A rendering shows a high-speed rail train as it enters a station during an informational open house by the California High-Speed Rail Authority at the Hilton DoubleTree in downtown Fresno, California, on Wednesday, May 1, 2024.
Craig Kohlruss | Fresno Bee | Tribune News Service | Getty Images
Transportation Secretary Sean Duffy has formally terminated $4 billion in federal funding for the California High-Speed Rail Authority, weeks after putting the bullet train project on notice.
In a Wednesday termination letter to the CEO of the authority, Federal Railroad Administration Acting Administrator Drew Feeley wrote that the CHSRA “breached the commitments” it made in its original agreements, specifically by displaying an “inability to complete” the goals it set out to reach.
“After over a decade of failures, CHSRA’s mismanagement and incompetence has proven it cannot build its train to nowhere on time or on budget,” Duffy said in a statement. “It’s time for this boondoggle to die.”
The railroad authority did not immediately respond to a request for comment. In a social media post, California Gov. Gavin Newsom said the state will be “exploring all options to fight this illegal action.”
President Donald Trump praised his administration’s work in terminating the project in a Truth Social post Wednesday night, calling Newsom “incompetent.”
“The Railroad we were promised still does not exist, and never will,” Trump wrote. “This project was Severely Overpriced, Overregulated, and NEVER DELIVERED.”
The high-speed rail efforts began in 2009, aiming to build a train that connected Los Angeles and San Francisco in under three hours. Newsom trimmed that vision a decade later, setting out to connect just a 170-mile stretch of land between Merced and Bakersfield.

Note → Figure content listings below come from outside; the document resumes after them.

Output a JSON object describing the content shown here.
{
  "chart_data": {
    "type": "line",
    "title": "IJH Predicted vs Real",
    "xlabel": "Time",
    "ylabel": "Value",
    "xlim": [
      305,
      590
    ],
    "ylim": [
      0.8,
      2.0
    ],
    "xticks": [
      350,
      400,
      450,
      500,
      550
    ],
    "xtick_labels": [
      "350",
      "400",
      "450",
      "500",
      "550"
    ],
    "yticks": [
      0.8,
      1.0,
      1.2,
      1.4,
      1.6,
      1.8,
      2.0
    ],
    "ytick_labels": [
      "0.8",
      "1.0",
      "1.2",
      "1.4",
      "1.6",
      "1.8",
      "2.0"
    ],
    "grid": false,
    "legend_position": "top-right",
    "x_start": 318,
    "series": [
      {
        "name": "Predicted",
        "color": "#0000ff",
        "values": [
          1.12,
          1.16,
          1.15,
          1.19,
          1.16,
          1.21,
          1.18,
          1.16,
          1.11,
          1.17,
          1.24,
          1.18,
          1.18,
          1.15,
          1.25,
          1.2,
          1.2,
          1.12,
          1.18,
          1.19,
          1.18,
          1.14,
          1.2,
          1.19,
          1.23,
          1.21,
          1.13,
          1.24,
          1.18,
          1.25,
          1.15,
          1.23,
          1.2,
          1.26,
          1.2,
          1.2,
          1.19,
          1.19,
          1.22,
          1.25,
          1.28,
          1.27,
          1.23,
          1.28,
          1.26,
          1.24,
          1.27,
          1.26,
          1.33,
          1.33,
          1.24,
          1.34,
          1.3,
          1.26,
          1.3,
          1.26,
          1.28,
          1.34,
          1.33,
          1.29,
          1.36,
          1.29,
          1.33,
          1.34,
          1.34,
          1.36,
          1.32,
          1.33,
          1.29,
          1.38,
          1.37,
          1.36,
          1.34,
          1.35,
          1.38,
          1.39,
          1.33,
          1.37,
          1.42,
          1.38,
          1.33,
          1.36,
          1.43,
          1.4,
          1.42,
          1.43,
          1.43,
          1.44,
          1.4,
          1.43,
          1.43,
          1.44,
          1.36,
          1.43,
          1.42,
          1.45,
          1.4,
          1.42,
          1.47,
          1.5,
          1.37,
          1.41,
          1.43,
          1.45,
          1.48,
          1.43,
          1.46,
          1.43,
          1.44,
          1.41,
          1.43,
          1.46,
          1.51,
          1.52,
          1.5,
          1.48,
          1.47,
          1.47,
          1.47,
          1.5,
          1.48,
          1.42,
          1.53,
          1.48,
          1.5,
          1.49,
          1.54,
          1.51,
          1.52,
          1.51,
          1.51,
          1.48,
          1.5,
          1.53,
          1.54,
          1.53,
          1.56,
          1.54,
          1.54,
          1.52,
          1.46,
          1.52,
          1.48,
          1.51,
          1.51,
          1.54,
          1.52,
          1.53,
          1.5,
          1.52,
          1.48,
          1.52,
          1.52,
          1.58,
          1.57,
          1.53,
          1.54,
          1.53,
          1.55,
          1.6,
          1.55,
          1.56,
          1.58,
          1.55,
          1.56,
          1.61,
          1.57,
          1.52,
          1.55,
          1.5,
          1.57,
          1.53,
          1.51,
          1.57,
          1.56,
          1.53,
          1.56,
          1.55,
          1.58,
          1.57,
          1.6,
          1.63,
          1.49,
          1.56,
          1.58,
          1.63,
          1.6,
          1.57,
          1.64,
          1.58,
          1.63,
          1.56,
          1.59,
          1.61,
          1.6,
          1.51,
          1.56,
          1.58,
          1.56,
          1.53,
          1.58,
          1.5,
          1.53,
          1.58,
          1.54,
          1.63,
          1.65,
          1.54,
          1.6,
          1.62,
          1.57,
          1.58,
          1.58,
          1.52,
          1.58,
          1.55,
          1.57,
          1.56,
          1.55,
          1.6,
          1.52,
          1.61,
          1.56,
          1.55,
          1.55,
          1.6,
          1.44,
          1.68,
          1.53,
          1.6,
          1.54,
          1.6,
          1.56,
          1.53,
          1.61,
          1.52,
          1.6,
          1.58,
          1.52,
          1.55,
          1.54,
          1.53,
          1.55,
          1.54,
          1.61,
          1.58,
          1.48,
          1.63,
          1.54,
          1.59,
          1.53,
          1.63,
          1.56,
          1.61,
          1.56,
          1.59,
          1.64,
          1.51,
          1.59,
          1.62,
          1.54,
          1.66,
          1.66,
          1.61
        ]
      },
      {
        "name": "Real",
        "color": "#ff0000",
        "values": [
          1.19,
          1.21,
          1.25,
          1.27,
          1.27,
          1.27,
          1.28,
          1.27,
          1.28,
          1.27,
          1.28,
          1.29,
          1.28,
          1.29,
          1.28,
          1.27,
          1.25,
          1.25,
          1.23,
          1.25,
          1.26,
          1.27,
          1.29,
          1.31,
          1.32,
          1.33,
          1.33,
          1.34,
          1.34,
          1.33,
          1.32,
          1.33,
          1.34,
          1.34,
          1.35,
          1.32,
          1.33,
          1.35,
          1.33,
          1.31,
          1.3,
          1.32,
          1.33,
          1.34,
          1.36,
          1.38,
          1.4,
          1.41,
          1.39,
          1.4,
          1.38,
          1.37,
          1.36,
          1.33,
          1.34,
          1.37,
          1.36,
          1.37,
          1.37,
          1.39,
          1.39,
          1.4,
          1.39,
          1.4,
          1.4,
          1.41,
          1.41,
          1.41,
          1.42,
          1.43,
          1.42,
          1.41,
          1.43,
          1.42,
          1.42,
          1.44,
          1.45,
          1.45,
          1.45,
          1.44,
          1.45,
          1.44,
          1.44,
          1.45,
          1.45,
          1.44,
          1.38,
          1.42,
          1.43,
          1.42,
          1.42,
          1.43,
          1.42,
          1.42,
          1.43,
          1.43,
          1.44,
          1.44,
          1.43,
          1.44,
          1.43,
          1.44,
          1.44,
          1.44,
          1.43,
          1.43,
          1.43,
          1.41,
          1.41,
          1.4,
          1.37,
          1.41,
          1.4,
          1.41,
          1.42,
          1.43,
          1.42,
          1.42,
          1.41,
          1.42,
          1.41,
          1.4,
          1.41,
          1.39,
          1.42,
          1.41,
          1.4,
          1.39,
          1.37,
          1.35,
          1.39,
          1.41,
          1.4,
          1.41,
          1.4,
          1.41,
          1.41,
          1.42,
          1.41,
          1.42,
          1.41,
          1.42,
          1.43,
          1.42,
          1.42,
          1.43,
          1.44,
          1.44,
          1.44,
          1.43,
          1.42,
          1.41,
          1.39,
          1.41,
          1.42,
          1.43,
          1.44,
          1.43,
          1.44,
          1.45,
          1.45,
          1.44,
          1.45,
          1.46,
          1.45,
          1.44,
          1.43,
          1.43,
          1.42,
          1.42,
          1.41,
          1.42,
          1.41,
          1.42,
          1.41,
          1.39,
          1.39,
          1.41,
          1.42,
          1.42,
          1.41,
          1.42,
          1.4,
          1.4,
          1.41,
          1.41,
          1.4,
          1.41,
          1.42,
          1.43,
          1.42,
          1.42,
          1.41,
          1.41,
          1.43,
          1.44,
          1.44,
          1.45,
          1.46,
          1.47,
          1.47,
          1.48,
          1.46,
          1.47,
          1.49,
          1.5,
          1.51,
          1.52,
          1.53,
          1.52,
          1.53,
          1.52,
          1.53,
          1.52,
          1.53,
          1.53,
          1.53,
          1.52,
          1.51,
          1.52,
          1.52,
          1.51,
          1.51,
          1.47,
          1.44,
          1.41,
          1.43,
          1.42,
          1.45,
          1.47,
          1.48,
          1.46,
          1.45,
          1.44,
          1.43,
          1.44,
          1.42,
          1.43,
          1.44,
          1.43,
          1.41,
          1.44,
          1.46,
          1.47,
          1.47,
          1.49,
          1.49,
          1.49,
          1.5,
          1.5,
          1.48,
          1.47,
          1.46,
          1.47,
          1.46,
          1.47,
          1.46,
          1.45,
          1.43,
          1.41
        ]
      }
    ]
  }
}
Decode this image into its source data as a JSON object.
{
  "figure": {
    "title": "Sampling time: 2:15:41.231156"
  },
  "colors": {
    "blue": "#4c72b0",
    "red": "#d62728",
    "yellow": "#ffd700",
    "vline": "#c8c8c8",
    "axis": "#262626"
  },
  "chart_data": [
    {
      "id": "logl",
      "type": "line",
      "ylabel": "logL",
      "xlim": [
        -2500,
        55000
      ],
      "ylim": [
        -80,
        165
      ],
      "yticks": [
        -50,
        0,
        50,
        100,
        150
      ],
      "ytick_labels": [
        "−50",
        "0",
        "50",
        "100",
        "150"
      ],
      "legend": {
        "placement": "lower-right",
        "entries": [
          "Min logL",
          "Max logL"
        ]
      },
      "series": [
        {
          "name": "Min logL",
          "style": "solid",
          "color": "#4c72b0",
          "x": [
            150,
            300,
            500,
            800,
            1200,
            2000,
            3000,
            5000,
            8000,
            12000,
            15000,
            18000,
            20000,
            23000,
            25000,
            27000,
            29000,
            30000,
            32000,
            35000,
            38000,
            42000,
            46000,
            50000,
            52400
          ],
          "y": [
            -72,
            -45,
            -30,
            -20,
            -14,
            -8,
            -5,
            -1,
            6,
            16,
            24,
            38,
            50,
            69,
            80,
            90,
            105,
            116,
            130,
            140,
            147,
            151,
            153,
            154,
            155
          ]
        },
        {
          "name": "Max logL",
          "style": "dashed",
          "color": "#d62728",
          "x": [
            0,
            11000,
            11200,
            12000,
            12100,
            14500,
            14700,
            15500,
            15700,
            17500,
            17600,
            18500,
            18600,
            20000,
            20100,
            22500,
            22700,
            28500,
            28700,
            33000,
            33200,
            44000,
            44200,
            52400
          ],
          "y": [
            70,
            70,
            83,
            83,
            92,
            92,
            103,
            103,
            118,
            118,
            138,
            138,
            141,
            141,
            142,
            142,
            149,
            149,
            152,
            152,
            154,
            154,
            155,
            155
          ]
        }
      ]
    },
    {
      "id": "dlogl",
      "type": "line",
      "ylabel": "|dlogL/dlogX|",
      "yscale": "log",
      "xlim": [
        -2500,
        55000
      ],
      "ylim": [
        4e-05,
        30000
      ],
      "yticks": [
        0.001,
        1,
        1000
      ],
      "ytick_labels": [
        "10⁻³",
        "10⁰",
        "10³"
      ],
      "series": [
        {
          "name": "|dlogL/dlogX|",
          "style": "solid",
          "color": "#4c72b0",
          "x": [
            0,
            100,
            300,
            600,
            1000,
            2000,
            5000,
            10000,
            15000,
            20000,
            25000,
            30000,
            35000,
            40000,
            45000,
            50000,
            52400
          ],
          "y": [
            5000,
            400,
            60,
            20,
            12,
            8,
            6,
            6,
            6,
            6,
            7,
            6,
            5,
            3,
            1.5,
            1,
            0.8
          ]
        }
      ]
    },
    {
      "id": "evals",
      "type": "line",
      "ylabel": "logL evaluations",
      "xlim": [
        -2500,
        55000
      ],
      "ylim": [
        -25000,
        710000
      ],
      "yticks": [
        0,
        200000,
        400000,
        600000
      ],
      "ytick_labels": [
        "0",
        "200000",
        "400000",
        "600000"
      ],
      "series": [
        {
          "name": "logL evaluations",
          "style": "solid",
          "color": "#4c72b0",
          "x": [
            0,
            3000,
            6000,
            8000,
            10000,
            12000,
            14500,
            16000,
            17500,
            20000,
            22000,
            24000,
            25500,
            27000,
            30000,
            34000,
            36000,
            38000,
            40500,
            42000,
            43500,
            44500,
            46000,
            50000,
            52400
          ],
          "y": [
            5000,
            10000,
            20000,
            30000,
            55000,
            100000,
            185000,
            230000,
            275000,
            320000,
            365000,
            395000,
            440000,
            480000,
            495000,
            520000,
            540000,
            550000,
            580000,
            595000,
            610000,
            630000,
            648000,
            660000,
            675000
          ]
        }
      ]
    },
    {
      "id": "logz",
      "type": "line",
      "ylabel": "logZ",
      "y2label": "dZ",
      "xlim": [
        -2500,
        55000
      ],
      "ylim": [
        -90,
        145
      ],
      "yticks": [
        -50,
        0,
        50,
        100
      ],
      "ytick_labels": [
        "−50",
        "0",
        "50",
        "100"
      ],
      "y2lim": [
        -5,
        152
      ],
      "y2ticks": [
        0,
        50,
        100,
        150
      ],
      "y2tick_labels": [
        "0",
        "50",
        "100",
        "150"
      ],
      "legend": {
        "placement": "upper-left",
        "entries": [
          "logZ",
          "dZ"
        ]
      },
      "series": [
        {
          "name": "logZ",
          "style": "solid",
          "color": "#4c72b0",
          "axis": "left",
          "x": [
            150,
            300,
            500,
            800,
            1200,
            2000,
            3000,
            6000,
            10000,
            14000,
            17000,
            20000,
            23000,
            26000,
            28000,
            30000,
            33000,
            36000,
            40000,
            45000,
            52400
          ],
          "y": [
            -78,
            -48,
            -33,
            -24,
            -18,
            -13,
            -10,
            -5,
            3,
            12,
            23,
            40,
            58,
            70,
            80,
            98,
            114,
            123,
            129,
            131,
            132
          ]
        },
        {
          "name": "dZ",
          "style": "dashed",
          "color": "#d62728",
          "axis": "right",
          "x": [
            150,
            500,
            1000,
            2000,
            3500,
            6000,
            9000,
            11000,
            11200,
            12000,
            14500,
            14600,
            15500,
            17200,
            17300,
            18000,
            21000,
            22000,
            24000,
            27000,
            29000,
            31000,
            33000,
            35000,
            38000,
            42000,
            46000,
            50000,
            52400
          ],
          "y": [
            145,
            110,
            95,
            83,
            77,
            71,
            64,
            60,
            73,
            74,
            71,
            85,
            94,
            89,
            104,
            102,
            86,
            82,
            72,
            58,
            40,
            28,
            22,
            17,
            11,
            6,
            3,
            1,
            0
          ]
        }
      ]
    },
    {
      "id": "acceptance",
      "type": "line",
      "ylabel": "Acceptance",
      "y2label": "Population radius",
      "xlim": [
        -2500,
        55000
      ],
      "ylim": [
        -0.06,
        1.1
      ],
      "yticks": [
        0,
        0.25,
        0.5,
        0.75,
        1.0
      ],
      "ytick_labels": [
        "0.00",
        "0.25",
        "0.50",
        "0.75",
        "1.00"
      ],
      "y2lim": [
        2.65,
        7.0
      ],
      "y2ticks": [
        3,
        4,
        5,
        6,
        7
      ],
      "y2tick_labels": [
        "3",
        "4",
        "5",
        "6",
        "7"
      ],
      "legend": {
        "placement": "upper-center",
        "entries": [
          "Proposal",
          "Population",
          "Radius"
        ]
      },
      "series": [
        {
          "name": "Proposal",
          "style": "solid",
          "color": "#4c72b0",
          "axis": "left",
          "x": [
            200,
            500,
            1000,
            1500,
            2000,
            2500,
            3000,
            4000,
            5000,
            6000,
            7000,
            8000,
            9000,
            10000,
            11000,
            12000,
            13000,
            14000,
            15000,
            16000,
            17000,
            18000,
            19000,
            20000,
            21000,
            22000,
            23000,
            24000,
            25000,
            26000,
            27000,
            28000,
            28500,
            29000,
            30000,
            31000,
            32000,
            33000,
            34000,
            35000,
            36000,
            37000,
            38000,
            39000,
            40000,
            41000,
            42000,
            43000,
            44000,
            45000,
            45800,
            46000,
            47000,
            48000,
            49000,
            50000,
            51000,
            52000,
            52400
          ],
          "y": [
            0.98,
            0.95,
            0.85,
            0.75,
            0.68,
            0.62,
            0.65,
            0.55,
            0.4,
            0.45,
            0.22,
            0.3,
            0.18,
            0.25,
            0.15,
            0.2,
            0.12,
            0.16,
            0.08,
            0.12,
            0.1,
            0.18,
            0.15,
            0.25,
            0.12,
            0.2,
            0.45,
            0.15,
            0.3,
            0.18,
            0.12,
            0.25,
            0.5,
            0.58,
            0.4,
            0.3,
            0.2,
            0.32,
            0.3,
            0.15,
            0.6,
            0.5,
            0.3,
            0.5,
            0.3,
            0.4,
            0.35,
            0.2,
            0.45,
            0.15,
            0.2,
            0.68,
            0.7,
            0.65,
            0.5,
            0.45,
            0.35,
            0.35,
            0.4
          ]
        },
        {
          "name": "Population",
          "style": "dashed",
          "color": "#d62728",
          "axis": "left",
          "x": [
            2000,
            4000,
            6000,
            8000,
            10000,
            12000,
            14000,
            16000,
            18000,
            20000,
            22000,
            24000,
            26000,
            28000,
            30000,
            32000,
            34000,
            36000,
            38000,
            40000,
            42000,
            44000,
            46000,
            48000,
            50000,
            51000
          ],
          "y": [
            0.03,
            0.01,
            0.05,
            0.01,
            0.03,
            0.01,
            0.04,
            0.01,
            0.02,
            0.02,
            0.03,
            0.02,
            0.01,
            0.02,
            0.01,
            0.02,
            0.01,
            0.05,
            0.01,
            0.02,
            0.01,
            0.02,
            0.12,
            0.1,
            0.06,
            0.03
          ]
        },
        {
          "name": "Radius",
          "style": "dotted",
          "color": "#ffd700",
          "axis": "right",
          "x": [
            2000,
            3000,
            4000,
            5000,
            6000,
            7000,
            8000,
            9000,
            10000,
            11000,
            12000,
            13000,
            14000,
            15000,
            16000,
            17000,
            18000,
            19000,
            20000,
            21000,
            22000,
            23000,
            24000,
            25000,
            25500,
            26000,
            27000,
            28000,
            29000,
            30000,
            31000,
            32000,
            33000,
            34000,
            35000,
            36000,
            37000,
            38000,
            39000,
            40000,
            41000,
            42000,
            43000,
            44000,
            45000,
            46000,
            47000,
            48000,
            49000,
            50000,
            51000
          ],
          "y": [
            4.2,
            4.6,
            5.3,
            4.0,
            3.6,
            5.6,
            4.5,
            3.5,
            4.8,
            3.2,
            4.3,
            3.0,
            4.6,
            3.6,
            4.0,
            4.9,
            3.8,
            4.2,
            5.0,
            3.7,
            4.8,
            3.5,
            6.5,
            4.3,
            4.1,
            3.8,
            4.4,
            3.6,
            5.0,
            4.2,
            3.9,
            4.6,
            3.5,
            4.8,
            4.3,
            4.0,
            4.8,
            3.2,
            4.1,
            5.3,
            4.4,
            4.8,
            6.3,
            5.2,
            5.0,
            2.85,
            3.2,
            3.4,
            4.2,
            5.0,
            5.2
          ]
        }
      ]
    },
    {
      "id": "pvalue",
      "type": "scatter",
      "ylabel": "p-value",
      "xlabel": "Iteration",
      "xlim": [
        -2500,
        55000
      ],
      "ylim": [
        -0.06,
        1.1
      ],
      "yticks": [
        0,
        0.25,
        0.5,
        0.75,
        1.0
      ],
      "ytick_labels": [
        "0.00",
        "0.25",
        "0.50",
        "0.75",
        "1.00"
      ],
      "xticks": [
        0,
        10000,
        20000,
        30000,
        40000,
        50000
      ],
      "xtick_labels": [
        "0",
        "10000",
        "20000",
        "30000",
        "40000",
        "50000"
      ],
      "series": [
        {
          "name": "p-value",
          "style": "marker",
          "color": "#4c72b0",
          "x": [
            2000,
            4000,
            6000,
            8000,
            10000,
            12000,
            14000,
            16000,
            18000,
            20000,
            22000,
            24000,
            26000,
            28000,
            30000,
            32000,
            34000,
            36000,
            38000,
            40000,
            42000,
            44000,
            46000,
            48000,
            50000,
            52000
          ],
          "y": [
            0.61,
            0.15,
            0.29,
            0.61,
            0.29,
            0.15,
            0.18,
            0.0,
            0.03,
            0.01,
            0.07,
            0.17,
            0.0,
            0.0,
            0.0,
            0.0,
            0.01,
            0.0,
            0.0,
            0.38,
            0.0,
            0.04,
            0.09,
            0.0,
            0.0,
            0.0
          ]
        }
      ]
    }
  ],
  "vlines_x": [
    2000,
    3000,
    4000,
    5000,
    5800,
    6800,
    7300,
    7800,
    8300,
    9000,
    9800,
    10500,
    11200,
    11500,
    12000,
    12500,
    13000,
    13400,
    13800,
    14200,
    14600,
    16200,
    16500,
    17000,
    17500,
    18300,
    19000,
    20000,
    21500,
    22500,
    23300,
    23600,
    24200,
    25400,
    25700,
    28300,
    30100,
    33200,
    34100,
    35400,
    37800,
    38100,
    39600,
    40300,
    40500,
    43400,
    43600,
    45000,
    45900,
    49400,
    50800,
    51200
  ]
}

The current iteration of the project was projected to cost around $22 billion, according to the Federal Railroad Administration, with a projected end-date of 2033.
A June report produced by the Trump administration concluded that the project had “no viable path” to completion, and alleged breaches of its federal contracts, including overdue deadlines and funding gaps.
The railroad group system told CNBC at the time that most of the project’s funding is provided by the state, not the federal government.